I will give some ideas for rewording instructions on assignment sheets. If you find writing too cumbersome, perhaps typing might be faster. Alternatively, you may want to record instructions into an audio recording device or videotape the lesson:
***Below you will find video clips to support the written ideas.
– Listen for the dynamics in this piece.
– Play measures 8 – 16 looking right at the music, very slowly, exaggerating the p, f, mp, f. Play 3 times.
– Play measures 8 – 16 putting your HANDS IN LAP between each dynamic change. Say out loud the next dynamic before playing. Do this 3 times daily. Next, perform without putting hands in lap, just a slight pause. Now, eliminate the pause. (Here’s the shorthand I would use once students know the routine: m’s 8 – 16 HIL 3X a day)
– Play measures 8 – 16 and RECORD yourself each day. Did you hear the p, f, mp and f?

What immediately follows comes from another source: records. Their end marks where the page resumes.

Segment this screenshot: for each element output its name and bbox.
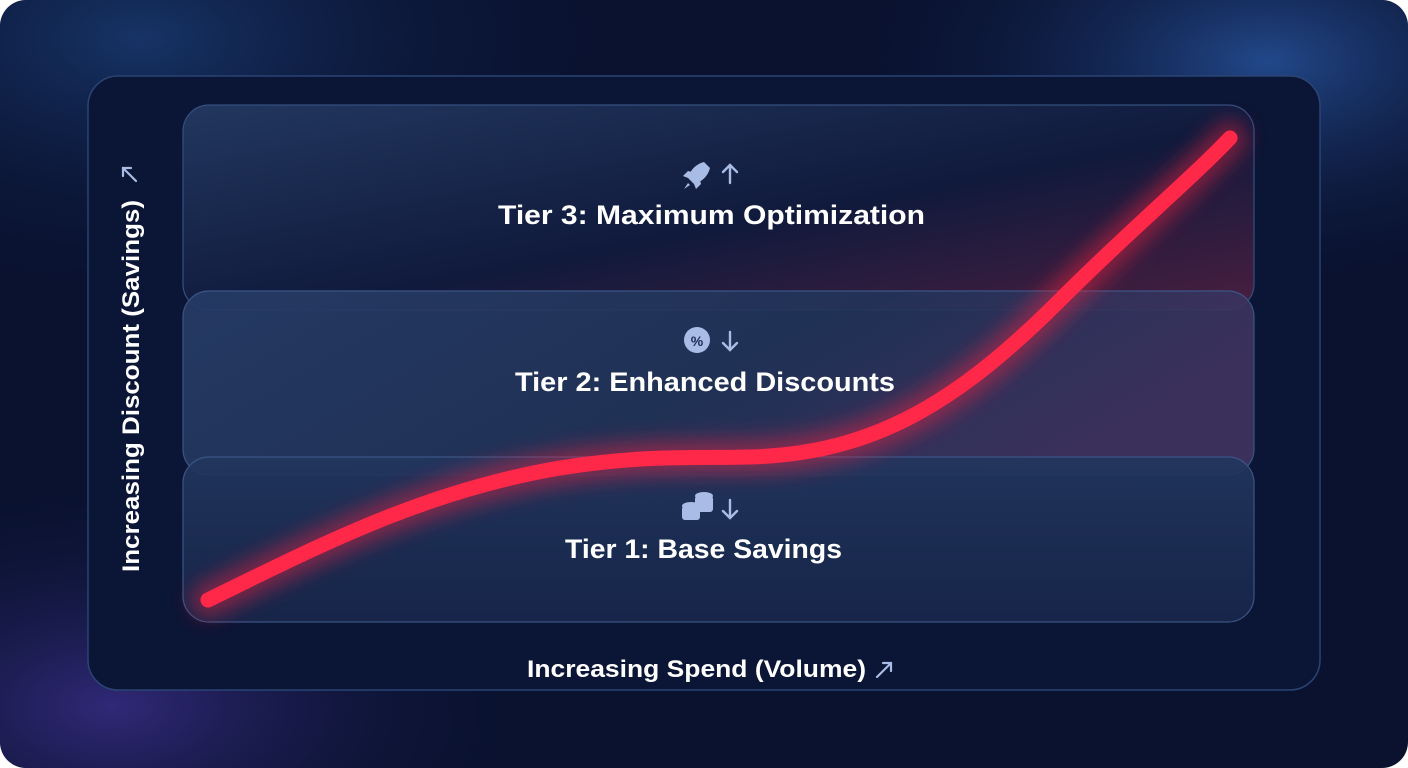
band: tier 3 bbox=[183, 105, 1254, 310]
tier 3 label bbox=[498, 162, 925, 230]
icon: down arrow bbox=[723, 332, 737, 350]
tier 3 label: Tier 3: Maximum Optimization bbox=[498, 200, 925, 230]
band: tier 1 bbox=[183, 457, 1254, 622]
icon: percent badge bbox=[684, 327, 710, 353]
icon: rocket bbox=[683, 162, 710, 189]
icon: arrow up-right bbox=[877, 663, 891, 677]
icon: down arrow bbox=[723, 500, 737, 518]
tier 1 label bbox=[565, 492, 842, 564]
curve: discount growth bbox=[208, 138, 1230, 600]
icon: percent badge: % bbox=[691, 333, 704, 349]
band: tier 2 bbox=[183, 291, 1254, 475]
icon: coins bbox=[682, 492, 713, 520]
icon: arrow up-left bbox=[123, 168, 136, 181]
tier 2 label: Tier 2: Enhanced Discounts bbox=[515, 367, 895, 397]
icon: up arrow bbox=[723, 165, 737, 183]
chart frame bbox=[88, 76, 1320, 690]
tier 1 label: Tier 1: Base Savings bbox=[565, 534, 842, 564]
y-axis label: Increasing Discount (Savings) bbox=[118, 200, 145, 572]
x-axis label: Increasing Spend (Volume) bbox=[527, 656, 866, 683]
tier 2 label bbox=[515, 327, 895, 397]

(Crescendo and decrescendo):
– Play your G Major scale warm-up with a crescendo and decrescendo. Listen for each note to be slightly louder than the last! Now, practice the RH alone of each scale passage in your Clementi Sonatina 3X that has a cresc./decresc. Listen for the “perfect” crescendo!
Below you will find a video clip of a warm-ups assigned to help a student achieve crescendo and decrescendo sounds in her piece, “Sneaky Business,” from Jazz Rags & Blues, Book 1 by Martha Mier:
Pay attention to the staccatos.
“Say ‘long short short long’ as you play.”
Below you will find a video clip of a student performing a portion of “March of the Trolls” by David Kraehenbuehl, saying the articulation as she goes. I like this kind of activity for this particular student, who tends to memorize instantly and never look at the finer details in the score – you know the type, I’m sure. She went through the whole piece saying the articulation.
Balance your hands.
-“Ghost play” the LH while the RH plays as written.
-Play the LH pp staccato and RH forte.
For me, it is much easier to give concrete practice instructions and advice when endeavoring to improve accuracy and fluency than it is to give concrete advice on how to practice musicality.
These days it is easier than ever to give specific practice ideas to our students with the new technology of smart phones, ipods, ipads, computers, digital recorders, etc. Even if WE do not have the income to purchase some of these items, our STUDENTS often have these items in their back pockets, ready to use. The videos that I used were made with the “Flip” camera. My young student taped me and the quality is not always ready for prime-time, but certainly ready for her to use as a practice guide (and hopefully good enough for the reader of this article!).